En el prado que tenía a mi derecha, Charles y Henry me observaban; sus bonitas y tristes caras asomaban por encima de la valla. Habrá quien os dirá que los caballos son criaturas estúpidas. ¡No le creáis! Esos nobles animales tienen alma, y aquellos dos compartían mi dolor mientras la excavadora y yo subíamos hacia Jamie.
Cuando estaba a dos metros, frené y bajé de un salto.
Algunas de las moscas tuvieron la decencia de retirarse a una distancia respetuosa mientras me arrodillaba al lado de Jamie y le acariciaba sus negras crines. Diez años atrás, cuando él era un caballo joven y yo trabajaba de interna en el Saint Mary, el amor de mi vida (o eso creía yo entonces) me dejó plantada. Con el corazón destrozado, fui a la granja que mis padres tienen en Wiltshire; Jamie estaba en la cuadra. Al oír el motor de mi coche, asomó la cabeza. Me acerqué, le acaricié con delicadeza y luego apoyé la cabeza en la suya. Media hora después, él tenía el morro mojado por mis lágrimas y no se había movido ni un ápice. De haber sido físicamente capaz de abrazarme entre sus patas, lo habría hecho.
Jamie, mi hermoso Jamie, raudo como el viento y fuerte como un tigre. Su corazón, grande y bondadoso, al final se había rendido, y lo último que yo podía hacer por él era cavar un maldito hoyo gigantesco.

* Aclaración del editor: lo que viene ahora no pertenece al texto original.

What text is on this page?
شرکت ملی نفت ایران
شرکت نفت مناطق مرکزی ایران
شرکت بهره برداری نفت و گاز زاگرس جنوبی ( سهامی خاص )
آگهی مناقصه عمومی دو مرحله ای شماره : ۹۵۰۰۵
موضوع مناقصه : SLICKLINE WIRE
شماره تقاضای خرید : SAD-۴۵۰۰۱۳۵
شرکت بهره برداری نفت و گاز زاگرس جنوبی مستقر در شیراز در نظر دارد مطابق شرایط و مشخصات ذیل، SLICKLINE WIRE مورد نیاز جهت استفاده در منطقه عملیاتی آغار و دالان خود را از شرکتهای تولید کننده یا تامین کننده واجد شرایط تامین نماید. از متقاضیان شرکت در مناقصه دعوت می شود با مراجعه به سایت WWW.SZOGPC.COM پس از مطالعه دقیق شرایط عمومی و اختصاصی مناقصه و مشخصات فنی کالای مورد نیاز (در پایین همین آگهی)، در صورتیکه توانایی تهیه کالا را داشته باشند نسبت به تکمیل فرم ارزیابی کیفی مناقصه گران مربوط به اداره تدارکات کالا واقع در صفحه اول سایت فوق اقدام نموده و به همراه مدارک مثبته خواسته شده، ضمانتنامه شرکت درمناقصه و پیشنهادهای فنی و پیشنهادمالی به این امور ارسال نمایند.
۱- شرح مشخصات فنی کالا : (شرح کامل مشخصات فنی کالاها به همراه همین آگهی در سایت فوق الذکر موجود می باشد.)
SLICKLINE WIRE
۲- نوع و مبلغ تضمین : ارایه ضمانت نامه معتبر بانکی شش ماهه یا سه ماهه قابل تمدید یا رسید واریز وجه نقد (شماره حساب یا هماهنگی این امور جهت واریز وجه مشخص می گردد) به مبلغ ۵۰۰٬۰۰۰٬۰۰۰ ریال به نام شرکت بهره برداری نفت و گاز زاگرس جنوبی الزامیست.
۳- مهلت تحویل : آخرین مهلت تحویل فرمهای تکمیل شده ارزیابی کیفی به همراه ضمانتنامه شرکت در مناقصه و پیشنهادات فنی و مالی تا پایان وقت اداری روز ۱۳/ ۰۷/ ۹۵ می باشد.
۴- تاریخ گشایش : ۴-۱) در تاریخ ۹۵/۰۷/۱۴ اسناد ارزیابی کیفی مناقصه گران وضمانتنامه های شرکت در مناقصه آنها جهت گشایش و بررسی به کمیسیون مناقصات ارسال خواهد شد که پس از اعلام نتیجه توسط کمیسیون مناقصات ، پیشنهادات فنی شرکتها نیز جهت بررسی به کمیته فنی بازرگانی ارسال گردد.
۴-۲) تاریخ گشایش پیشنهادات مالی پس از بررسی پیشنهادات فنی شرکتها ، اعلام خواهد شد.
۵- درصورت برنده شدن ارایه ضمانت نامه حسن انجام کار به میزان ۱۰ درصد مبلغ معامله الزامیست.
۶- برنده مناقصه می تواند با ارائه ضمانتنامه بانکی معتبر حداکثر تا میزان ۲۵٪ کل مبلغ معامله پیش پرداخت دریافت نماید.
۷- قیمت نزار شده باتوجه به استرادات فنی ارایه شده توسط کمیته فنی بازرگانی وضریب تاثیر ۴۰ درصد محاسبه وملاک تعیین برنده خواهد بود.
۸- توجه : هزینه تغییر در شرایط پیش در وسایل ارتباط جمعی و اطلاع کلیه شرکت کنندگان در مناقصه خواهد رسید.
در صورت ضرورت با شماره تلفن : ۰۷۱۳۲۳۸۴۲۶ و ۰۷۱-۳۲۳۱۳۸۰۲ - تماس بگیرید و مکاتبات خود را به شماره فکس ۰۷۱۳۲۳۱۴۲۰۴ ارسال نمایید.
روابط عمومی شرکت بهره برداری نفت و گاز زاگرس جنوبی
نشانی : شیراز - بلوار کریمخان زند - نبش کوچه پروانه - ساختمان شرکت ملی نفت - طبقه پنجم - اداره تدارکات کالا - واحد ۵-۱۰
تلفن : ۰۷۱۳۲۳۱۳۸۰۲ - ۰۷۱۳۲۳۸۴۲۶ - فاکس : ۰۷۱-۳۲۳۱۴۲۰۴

Volví a subir a la excavadora, alcé el brazo hidráulico y bajé la pala. Se levantó del suelo medio llena de tierra. No estaba mal. Hice girar la excavadora, tire la tierra lejos, volví a girar, y repetí la operación. Esta vez la pala se lleno de tierra marrón oscura y compacta. Cuando llegamos a este lugar, Duncan dijo bromeando que, si su nuevo negocio fracasaba, montaría una explotación de turba. En nuestras tierras la turba llega a entre uno y tres metros de profundidad, y aun con la ayuda de la excavadora me estaba haciendo el trabajo muy difícil.
Seguí cavando.
Una hora después, los nubarrones habían cumplido su promesa, la urraca se había cansado, y mi hoyo tenía alrededor de dos metros de profundidad. Había hundido la pala y estaba moviéndola hacia delante cuando noté que chocaba con algo. Miré hacia abajo, intenté ver más allá del brazo hidráulico. Era complicado, había mucho barro. Levanté un poco el brazo y volví a mirar. Ahí abajo había algo que estorbaba. Vacié la pala y levanté bien alto el brazo. Luego bajé de la cabina y me acerqué al borde del hoyo. Un objeto grande, envuelto en una tela manchada de marrón por la turba, había quedado medio desenterrado. Pensé en bajar, pero entonces me di cuenta de lo cerca del borde que había frenado. La turba, ya muy mojada, empezaba a desprenderse por los lados del hoyo.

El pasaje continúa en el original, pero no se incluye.